The first teacher of games in the bridge family was also one of the most successful. The “ladies of good family” to whom Edmund Hoyle taught whist were charged at the rate of one guinea an hour, equivalent to at least $100 an hour in modern terms. Hoyle’s celebrated Short Treatise, published in 1743 and a bestseller for more than a century, was intended as a textbook for his students.

The first professional teacher of whist in America was Miss Kate Wheelock, who began teaching in Milwaukee in 1886. She achieved immediate success, touring the continent to lecture in all the principal cities. The Whist-o-Graph she invented for use in her classes was the forerunner of the vugraph used by ACBL in modern times. She was the first woman to be made an associate member of the American Whist League, and Cavendish called her, “The Whist Queen.”

Whist teaching was a highly suitable occupation for ladies of some status and education who needed to supplement their incomes, and many others followed Miss Wheelock’s example.

The first prominent male teacher was Charles Stuart Street of New York City, who began in 1890. The most successful teacher of bridge whist and auction bridge was Joseph B. Elwell. Among his most prominent successors was Josephine Culbertson.

In the Twenties, Milton Work and Wilbur Whitehead organized conventions for teachers, issuing certificates to those who had completed courses. A similar procedure was followed later by Ely Culbertson, and later still by Charles Goren, who was one of the highest-paid teachers of all time before he decided to concentrate on writing. The American Bridge Teachers Association (ABTA), founded in 1957, holds an annual convention immediately preceding the ACBL’s Summer North American Bridge Championships.

Many persons turned to bridge teaching as a temporary occupation during the Depression years, and at its peak, membership of the Culbertson National Studios totaled some 6000. The number of bridge teachers dwindled markedly when prosperity returned, but increased again in the postwar years, particularly after Goren’s point-count methods gained general currency.

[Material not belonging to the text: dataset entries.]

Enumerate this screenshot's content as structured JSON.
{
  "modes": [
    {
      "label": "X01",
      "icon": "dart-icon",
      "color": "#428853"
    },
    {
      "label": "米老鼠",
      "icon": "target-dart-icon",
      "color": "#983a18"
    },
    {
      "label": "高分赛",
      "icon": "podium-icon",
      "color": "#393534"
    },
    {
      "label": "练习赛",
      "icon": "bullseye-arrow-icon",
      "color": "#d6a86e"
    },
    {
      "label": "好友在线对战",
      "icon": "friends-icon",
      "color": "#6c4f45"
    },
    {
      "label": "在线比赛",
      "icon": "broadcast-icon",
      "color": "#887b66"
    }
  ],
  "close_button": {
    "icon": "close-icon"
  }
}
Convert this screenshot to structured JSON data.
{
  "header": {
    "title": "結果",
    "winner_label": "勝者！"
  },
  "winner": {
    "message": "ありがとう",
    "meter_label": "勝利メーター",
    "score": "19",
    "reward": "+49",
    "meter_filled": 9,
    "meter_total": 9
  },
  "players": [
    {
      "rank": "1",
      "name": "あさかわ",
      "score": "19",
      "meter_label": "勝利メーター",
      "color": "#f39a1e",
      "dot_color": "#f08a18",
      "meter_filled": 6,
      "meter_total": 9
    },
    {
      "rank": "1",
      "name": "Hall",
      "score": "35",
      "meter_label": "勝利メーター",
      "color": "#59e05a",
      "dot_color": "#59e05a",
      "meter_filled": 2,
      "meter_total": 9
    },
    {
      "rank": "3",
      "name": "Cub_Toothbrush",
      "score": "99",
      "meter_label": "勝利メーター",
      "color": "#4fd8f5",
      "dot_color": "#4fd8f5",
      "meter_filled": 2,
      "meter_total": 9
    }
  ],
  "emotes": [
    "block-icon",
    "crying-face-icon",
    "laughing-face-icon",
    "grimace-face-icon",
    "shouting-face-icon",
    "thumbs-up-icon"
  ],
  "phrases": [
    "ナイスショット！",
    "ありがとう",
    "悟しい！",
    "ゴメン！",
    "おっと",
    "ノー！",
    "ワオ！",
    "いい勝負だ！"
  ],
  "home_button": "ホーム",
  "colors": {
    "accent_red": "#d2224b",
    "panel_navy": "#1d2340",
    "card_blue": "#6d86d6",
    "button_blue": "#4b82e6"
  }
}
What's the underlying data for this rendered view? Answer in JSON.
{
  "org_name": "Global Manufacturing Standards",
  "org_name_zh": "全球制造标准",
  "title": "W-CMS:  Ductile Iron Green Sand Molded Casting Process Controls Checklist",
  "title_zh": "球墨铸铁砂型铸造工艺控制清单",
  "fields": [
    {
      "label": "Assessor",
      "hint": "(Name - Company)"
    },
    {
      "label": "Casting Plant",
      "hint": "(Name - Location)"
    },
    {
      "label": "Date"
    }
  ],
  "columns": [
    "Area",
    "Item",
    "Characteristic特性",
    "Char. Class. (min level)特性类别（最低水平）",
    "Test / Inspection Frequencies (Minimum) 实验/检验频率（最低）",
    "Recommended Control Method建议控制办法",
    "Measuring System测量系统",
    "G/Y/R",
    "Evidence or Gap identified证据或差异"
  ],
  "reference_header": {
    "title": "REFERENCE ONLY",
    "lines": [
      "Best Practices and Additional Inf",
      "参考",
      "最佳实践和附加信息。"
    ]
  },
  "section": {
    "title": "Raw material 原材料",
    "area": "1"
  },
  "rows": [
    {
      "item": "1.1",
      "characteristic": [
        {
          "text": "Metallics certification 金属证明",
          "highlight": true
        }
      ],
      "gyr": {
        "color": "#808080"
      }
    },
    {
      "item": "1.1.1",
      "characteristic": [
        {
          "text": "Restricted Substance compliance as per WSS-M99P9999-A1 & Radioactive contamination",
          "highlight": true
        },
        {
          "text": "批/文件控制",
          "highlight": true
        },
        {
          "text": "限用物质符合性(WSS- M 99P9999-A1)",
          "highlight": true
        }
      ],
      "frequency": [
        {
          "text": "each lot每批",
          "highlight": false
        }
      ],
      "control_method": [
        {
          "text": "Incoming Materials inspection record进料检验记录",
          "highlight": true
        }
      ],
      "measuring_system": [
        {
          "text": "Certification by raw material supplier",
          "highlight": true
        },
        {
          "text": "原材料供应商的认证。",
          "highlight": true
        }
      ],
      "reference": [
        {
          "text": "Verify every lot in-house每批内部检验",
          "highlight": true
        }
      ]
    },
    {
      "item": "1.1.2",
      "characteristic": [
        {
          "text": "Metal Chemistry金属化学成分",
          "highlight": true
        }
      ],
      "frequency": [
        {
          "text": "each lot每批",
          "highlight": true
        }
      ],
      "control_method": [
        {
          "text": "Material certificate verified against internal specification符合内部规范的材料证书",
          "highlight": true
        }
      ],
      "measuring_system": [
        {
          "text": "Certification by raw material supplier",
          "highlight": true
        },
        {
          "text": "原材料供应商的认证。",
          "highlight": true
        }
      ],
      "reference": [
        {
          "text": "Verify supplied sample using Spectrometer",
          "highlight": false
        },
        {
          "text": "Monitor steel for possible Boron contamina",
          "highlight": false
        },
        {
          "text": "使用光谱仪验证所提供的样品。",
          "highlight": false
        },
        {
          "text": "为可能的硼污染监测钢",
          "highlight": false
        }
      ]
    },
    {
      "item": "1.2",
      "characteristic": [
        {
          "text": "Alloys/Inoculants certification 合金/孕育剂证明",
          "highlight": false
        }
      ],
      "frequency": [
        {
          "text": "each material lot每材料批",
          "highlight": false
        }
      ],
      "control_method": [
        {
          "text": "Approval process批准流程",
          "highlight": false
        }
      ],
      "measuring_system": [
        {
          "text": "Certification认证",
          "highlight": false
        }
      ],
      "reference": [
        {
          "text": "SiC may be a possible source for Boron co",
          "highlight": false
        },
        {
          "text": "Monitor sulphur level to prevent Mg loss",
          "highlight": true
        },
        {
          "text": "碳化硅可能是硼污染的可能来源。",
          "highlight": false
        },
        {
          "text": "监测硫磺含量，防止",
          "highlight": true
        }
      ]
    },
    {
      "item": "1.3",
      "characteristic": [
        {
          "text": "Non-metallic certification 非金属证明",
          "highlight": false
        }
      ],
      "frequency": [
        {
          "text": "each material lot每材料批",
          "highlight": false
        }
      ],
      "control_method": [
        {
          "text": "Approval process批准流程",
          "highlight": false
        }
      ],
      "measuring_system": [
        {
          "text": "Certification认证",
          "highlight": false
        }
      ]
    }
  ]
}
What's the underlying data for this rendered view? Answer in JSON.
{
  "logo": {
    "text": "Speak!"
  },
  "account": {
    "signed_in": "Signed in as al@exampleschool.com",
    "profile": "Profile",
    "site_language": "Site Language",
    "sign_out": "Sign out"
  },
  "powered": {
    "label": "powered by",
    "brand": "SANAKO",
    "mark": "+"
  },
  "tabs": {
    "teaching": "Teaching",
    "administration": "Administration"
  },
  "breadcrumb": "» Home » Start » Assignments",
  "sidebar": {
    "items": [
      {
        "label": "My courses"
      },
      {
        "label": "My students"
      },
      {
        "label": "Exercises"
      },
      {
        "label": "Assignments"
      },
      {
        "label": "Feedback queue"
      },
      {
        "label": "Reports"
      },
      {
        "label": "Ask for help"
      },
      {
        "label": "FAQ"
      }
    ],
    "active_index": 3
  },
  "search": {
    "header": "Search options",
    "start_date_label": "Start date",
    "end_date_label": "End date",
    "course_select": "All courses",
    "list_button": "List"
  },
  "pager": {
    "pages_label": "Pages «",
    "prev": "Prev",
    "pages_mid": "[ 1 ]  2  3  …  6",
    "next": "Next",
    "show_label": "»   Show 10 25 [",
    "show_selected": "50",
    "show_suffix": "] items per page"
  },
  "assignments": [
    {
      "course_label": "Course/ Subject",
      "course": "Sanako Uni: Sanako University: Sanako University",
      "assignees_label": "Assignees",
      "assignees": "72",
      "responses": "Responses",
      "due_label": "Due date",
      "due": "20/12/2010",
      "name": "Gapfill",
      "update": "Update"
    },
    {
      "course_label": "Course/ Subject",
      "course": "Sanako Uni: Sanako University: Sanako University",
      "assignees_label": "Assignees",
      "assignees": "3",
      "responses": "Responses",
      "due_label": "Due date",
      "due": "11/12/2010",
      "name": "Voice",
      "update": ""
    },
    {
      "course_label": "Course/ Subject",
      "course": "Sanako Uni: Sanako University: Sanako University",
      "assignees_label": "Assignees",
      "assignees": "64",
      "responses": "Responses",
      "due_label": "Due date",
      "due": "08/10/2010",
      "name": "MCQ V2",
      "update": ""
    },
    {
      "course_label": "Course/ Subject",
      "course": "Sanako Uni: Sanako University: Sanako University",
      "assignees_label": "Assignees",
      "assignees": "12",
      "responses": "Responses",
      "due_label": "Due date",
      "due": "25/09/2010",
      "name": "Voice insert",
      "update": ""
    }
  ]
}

In the Sixties and Seventies, the number of teachers continued to grow. Their ranks included many players of the highest quality. These teachers popularized the playing lesson for students with tournament ambitions. ABTA activities for bridge teachers flourished and certification by this organization was thought by many to be a prerequisite for professional bridge teachers.

In the late Eighties, ACBL contracted with Audrey Grant to write a series of beginning bridge textbooks and teacher manuals. Through a program known as the TAP, new bridge teachers were recruited and taught to teach bridge effectively using the ACBL materials. These teachers became known as Accredited Teachers and numbered more than 4500 by the mid-Nineties.

In Europe, as in the United States, major steps have been taken to put major teaching programs to work. According to José Damiani, former president of the World Bridge Federation, the French Bridge Federation is among the leaders in bridge education. Damiani wrote as follows in the European Bridge League Review: “To make a success of such a challenge, a definite consistency between the mini-bridge taught to students and a complete teaching system of training for instructors was needed. Rigorous methods were used to obtain the magnificent results achieved by the French Bridge Federation.”

In the Netherlands, a similar approach has produced excellent results. A high percentage of the population of the Netherlands play bridge as a result of the Dutch teaching program.

Some years ago, bridge leaders in Poland succeeded in setting up a school championship with more than 3000 finalists.

Many other countries have outstanding teaching programs, and bridge is thriving in those countries – New Zealand, Norway, Denmark, Italy, Iceland, Sweden and Australia, to name a few.